Firewall??

i've been experimenting with the jagaur firewall and i've decided to just use it

i added a custom port for AIM and that's it... so far it looks like it's pretty powerful and simple... and free

in the next few weeks look for a more in-depth review/story on firewalls on http://www.ambitiouslemon.com/

ps i have a new powerbook 800 as well and love using airport with it

 

i don't have a great deal of experience with Airport, but i helped a small town set up a city-wide wireless network, which is very close to the same thing. Our initial impressions, and keep in mind this was a couple of years ago, were that the technology was remarkably secure without additional modification. Basically, i think the worst thing you could reasonably worry about is someone "listening" in on your connection-- a wireless packet sniffer of sorts... but then if someone goes to that trouble, a firewall probably won't do anything. If i were you, the only thing i'd do differently is to make sure any passwords you send are encrypted, and maybe use credit cards on a land-line if you're worried...

that being said, i use BrickHouse as my firewall... it seems to work seamlessly with X.1 (i might get jaguar saturday tho!) and does it's job pretty well. I don't actually need a firewall, but it's still nice to have...


pnw

 

firewalls

I like the new Norton Personal firewall 2.0. Its much beter than the older version of it.. and it runs in X.

NetBarrier has come a long way as well. I have not used it in a while but I have seen some of the recent build of it and it looks great. There are a lot of features that you will probably never need or even want to know about. I have seen it running in millitary facilities.

Norton is simple and it has some more advanced features as well... incase you want to really get into it.

-evildead

 

Re: Thanks

Nope. It's just a simple click in the System Preferences.

Good ol' Apple.




irmongoose

 

I'd encourage NetBarrier from Intego if you want a commercial firewall.

 

I also like NetBarrier as it does domain filtering, i.e. getting rid of advertisements. However, it refuses to communicate with the control application from time to time.

If you've read the recent Ars Technica article on Jaguar, you'll have seen that the Jaguar interface to the firewall works well for simple situations, but not for those which are complex, which average users should not see.

 

first of all, the jaguar firewall is as complex as you want it to be, but it only has a few GUI options. get a third party front end for the actualy ipfw and you can open up the power of it.

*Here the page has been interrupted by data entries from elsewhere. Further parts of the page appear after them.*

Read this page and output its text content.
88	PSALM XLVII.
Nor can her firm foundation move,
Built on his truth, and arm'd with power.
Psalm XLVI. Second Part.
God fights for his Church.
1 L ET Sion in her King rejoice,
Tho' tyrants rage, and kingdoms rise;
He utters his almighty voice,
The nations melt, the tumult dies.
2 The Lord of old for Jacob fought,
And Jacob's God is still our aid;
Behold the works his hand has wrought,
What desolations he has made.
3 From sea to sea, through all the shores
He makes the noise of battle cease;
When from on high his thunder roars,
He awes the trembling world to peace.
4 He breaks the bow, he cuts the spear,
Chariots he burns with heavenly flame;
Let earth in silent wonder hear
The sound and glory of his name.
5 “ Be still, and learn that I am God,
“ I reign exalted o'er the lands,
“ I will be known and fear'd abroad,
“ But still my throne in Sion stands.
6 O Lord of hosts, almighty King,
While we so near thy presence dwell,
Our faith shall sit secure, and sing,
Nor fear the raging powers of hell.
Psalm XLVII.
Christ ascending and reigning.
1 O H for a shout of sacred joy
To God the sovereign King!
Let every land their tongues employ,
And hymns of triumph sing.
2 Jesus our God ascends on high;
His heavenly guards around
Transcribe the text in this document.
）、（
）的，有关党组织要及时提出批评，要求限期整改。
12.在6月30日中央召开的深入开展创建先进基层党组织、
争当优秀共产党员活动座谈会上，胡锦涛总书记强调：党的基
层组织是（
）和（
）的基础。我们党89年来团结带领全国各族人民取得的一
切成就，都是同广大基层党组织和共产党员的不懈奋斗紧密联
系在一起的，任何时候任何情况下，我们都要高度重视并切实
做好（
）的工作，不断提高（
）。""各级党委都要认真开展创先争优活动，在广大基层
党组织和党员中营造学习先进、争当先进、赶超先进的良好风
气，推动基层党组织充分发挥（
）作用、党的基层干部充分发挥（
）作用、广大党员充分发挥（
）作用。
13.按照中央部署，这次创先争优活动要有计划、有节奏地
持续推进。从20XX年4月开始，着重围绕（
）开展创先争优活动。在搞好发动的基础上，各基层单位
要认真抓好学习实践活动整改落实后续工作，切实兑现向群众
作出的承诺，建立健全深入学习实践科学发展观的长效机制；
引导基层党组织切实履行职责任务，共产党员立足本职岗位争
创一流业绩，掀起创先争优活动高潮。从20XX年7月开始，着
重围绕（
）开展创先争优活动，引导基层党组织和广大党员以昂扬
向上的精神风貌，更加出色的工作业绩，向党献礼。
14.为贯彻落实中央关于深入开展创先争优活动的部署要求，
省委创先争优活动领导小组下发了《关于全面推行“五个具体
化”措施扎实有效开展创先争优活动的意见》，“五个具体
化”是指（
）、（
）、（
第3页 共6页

secondly, a firewall is just not going to protect what you should be afraid of. this is what has been touched upon already, packet sniffing and such. the traffic can be grabbed, processed and decoded if someone is willing to put the time and energy into it. this means sensitive information can be compromised such as credit card #s etc. this does not mean someone can break into your computer and mess with things, however. it depends on the type of security you are looking for.

i trust my wireless network at home, but i would never trust a university "public" network. just too much chance.

 

It is highly unlikely that your Univerisity is using one of the newer protocols, like PEAP, to provide any reliable security to the wireless networks. If they are using WEP, then everyone on campus has the key. What if everyone on campus had the key to your dorm, would you feel safe? With PEAP, everyone has their own dynamically assigned key that is unique per user, and changes every so many minutes or hours.

So, anyone running tcpdump or ethereal (or tethereal) is able to sniff any passwords that you send either via telnet or via mail.app to servers that are using plain-text encryption with no ssl.

For these kind of things, there is no firewall in the world that will protect you. I don't think that you really need to worry too much about firewalls, as much as know that you should use ssh instead of telnet.

If you are using ftp to copy things to and from some network storage account, you should use scp instead.

These are pretty easy things to use, just open a terminal and type man scp or man ssh. All you really need is the syntax of the commands.